As AI evolves, so does our government's potential to abuse it to remain in control.


I'm actually fine with the government(s) remaining in control. I would fear the alternatives a lot more.


I'm more worried about corporations run by machine learning systems optimizing for shareholder value. Somebody with access to YC's data should try training a classifier to predict YC success. How far away is the first VC fund run by a machine learning system?


YC do use machine learning on applicants to predict success already. They don't listen solely to it, but they use it as one of their ranking signals to use google terms.


Interesting. What metrics? Has it worked so far?


If they tell you that it might not work so well.

There's a saying about good measures ceasing to be so when they become targets.


Any observed statistical regularity will tend to collapse once pressure is placed upon it for control purposes

Goodhart's Law : https://en.wikipedia.org/wiki/Goodhart%27s_law


Ethnicity, gender, religion. It's okay because a computer is doing it. /s


Yeah, we're not allowed to use high signal attributes because it tells the truth and makes people feel bad. Might as well select people randomly since they won't work for it...


Indeed, we haven't got any single positive or altruistic implementation of anything remotely representing AI yet.

And yet, we have bots, spyware, malware, etc. infecting the IoT devices already, think what will happen if a more "Evolved AI" attacks these devices (or even worse, us!)?


Time for extrapolation, brain storming, and irrational views of the future.

I remember some years ago reading that many of those social media quizes like "Which [random TV show] character are you" or "if you were a color, what color would you be" are run by companies that are slowly aggregating consumer behavior and background data on everybody.

With access to this database, and a semi-intelligent bot that's been given instructions, one could build an collection of people who meet certain criteria.

You could filter people down to determine who is most easily influenced by peers and have the bot befriend them and act as a peer. This power could be used to simply influence them to have certain consumer behaviors, or it could be used to cause online malcontents to move to the real world and take up arms against governments.

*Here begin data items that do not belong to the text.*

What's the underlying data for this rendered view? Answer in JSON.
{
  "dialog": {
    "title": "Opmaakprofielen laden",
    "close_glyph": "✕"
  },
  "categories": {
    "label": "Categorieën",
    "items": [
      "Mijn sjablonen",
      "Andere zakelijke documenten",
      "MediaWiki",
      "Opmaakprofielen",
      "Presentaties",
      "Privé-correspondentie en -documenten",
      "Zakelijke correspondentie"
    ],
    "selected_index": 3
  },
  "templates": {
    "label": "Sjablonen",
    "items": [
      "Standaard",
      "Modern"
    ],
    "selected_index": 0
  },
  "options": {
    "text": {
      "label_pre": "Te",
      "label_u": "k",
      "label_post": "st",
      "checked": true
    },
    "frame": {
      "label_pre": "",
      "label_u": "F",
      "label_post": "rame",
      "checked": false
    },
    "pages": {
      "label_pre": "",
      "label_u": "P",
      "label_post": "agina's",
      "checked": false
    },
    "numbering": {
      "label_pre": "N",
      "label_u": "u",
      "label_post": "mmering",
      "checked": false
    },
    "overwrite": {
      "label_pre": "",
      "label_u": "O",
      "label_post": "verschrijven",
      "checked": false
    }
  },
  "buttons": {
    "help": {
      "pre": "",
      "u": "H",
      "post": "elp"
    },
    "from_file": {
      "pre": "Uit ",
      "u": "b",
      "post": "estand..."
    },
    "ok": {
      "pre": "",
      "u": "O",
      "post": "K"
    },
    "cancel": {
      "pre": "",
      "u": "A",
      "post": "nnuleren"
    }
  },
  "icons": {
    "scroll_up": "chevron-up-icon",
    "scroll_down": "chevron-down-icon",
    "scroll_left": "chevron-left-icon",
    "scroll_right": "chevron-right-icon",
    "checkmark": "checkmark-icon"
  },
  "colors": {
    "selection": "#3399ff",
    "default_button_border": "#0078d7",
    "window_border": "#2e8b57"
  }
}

You could filter for people who were "easy targets" to trick them and steal their life savings, or better yet, convince them to send you their life savings.

You could run a fake church and find the people easily swayed by your specific brand of faith or family that they crave.

You could find not just the next lone gunman, you could find a thousand lone gunmen or bombers and set them off all at the same time against a wide variety of targets.

You could convince 10,000 people to invest a pittance into a penny stock to make it soar and cash out.

You could trigger viral boycotts or artificially construct "Grassroots" organizations.

Similar to a recent Black Mirror episode, you could blackmail people but make it automated. Bots could scour the internet for "deviant behavior" in safe pseudo-anonymous communities but connect the profile to real-world profiles and automate threatening them for some kind of action or payout.

On the other hand, many of these things could also be used for good depending on your viewpoint. A true believer in a cause might like the ability to easily find and reach out to people who believe in the same cause to form a grassroots campaign.

A church with low attendance numbers might be able to find more members for their flock.

An intelligent bot system with psychological and marketing profiles on everyone in a country could be used by humanitarians to give certain categories of people (brave, natural leaders with compassion) the prodding and emotional support they need to stand up to militants or warlords.

An automated bot that connects pseudo-anonymous identities with real identities could be used to privately and discretely tell trolls to stop their negative behavior.

If the tool kits arrive, I anticipate a new wild west of uses... negative, positive, and purely exploitative.


I am at a point where I feel the need for an addon that blocks everything that mentions "artificial intelligence".

STOP already! There's no such thing. There won't be such thing. You have 0 idea about what you are talking about.


Would such an add-on also block these comments?